Fees are levied in the output asset (proceeds).

If buying (ie receiving A or A'), the fee is levied on the proceed tokens. If selling (ie receiving C), the fee is levied on the proceed collateral.

So, as far as I understand here, the fees are always taken from the proceed tokens. If I interpret it correctly, the fees are either taken for a sell from the base asset or for a buy from the outcome asset. So proceed tokens means what asset the trader is getting.

This allows to charge equivalent fees on maker and taker site like here.

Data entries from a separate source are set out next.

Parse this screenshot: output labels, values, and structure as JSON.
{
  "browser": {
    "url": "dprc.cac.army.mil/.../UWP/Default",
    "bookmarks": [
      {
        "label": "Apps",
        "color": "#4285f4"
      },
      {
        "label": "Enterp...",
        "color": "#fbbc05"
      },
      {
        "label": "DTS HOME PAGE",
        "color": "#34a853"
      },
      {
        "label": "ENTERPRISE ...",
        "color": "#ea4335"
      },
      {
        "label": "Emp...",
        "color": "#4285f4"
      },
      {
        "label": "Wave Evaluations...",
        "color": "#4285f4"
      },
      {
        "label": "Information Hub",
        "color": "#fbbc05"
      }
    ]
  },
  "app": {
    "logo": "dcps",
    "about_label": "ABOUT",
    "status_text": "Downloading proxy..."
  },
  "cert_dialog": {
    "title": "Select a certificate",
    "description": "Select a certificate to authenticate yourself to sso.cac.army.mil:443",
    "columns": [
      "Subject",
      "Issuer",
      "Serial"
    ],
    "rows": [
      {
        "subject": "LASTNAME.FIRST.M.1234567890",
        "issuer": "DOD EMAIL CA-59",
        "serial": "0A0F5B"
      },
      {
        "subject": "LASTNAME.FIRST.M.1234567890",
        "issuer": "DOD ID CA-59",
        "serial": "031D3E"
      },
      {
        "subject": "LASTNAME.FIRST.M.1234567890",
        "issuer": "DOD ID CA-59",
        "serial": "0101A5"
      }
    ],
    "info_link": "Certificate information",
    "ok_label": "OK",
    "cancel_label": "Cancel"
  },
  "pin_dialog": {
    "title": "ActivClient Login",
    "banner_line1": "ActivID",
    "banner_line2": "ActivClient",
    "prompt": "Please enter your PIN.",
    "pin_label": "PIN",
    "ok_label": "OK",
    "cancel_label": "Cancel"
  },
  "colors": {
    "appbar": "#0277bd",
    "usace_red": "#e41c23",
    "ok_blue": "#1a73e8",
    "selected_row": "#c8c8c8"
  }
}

Now the question arises, if we want to proceed with that approach. It would mean that fees in outcome asset would be received by the external source (in our case the market makers). But there was a reason why we decided to charge fees in the markets base asset. And this reason was that outcome assets are temporary, while the base asset is probably more sustainable in live time.

It could also be done in many different ways. For example: The taker and maker each have to provide their market's base asset fee portion. However this would require both parties to have the base asset of the market.
Another approach is to exchange the outcome tokens internally to the markets base asset on the AMM and then follow the approach above.

I don't think giving the external fee receiver outcome tokens is a good idea. On their side, the best is still the market's base asset.

We could also go with what we have right now and abstracting it to the front end by adding a proportional amount in outcome asset on top of each order in the book and declare it as the fee on the front end order.

Additionally it's possible to give out less outcome tokens (or even burn fees from the outcome tokens) so that fees are charged proportionally fair on both ends, the base asset and the outcome asset. This route was taken by me as I developed the order book first. However this led to the behavior that a trader, who sells outcome tokens for base asset specifies a greater amount to sell than which is actually charged. This can be mitigated by the burn approach mentioned before. So, the trader puts in a specified amount_in for selling outcome tokens, then a fee is charged, which burns the outcome token proportional to the base asset fees.

In a typical order book exchange, whether the maker (the person placing the order that adds liquidity to the market) or the taker (the person filling the order and taking the liquidity) pays the fee can vary by exchange. Some exchanges charge the fee in the asset being sold, while others may charge it in the asset being bought, or even in the exchange's own token. Often, takers are charged a fee because they are removing liquidity from the market, while makers might be offered lower fees or even rebates for adding liquidity. The specific details, including in which currency the fees are paid, depend on the exchange's policies.

ChatGPT (^TM)

So, we will probably also define it ourselves.